Zalando will ab Herbst Secondhand Mode verkaufen

Zalando will ab Herbst 2020 Secondhand-Kleidung in seinem Sortiment in Deutschland anbieten, wie der Online-Modehändler am Donnerstag mitteilt.

Kunden, die ihre Kleiderschränke ausmisten, können ihre gebrauchte Kleidung an Zalando abgeben und bekommen im Gegenzug Einkaufsgutscheine. Die Secondartikel werden von Mitarbeitern geprüft, bevor sie angenommen und dann im Onlineshop unter der Kategorie ‘Pre-owned’ anderen Kunden angeboten werden. Der neue Bereich umfasst gebrauchte Kleidung für Damen, Herren und Kinder.

Die Einführung von Secondhand-Mode ist Teil von Zalandos Strategie, der Anfangspunkt für Mode zu werden. Kunden sollen alle ihre Bedürfnisse für Mode bei Zalando abdecken können – von Luxus bis Vintage - und über den gewohnten Onlineshop mit Leistungen wie 100 Tage Rückgaberecht.

Zalando setzt auf Secondhand-Trend

"Wir haben zwei wachsende Trends beobachtet: Zum einen suchen Kunden zunehmend nach Secondhand-Mode, sei es aus Gründen der Nachhaltigkeit, oder um ihr Aussehen mit einem einzigartigen Teil aufzuwerten”, sagte Anne Pascual, SVP Product Design bei Zalando, in einer Mitteilung am Donnerstag. “Andererseits sind die Kunden stets auf der Suche nach innovativen und einfachen Wegen, die Lebensdauer von nicht mehr benötigten Kleidungsstücken zu verlängern."
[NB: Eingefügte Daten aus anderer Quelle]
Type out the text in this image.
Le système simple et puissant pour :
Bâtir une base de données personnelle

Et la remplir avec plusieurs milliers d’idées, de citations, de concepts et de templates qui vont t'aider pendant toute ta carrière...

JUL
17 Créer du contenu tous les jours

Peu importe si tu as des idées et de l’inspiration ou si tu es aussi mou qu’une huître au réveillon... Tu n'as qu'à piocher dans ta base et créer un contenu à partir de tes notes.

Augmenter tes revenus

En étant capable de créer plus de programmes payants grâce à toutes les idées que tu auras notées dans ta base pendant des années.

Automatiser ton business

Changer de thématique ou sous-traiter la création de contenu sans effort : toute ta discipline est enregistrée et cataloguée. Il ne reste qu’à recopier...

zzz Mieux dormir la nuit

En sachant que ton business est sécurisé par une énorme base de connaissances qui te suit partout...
Secondhand-Angebote hat Zalando in den vergangenen zwei Jahren bereits ausgetestet: Über die Wardrobe-App konnten Kundinnen gebrauchte Kleidung einsenden und verkaufen. Mit dem Zircle-Store wurde in Berlin auch der stationäre Verkauf getestet. Die Wardrobe-App, über die es nur Damenmode gibt, soll auch nach der Einführung von 'Pre-Owned' im Onlineshop weitergeführt werden.

Bisher hat Zalando über seine Wardrobe-App bereits das Leben von 1 Millionen Kleidungsstücken “verlängert”, bis 2023 soll es mit Hilfe des neuen Angebots 50 Millionen sein. Zu dieser Zahl können sowohl verkaufte Secondhand-Bekleidung als auch reparierte Artikel gehören, sagte eine Sprecherin von Zalando. Das neue Angebot fpr Secondhand-Mode gehört auch zum im vergangenen Jahr vorgestellten Nachhaltigkeitsplan des Konzerns.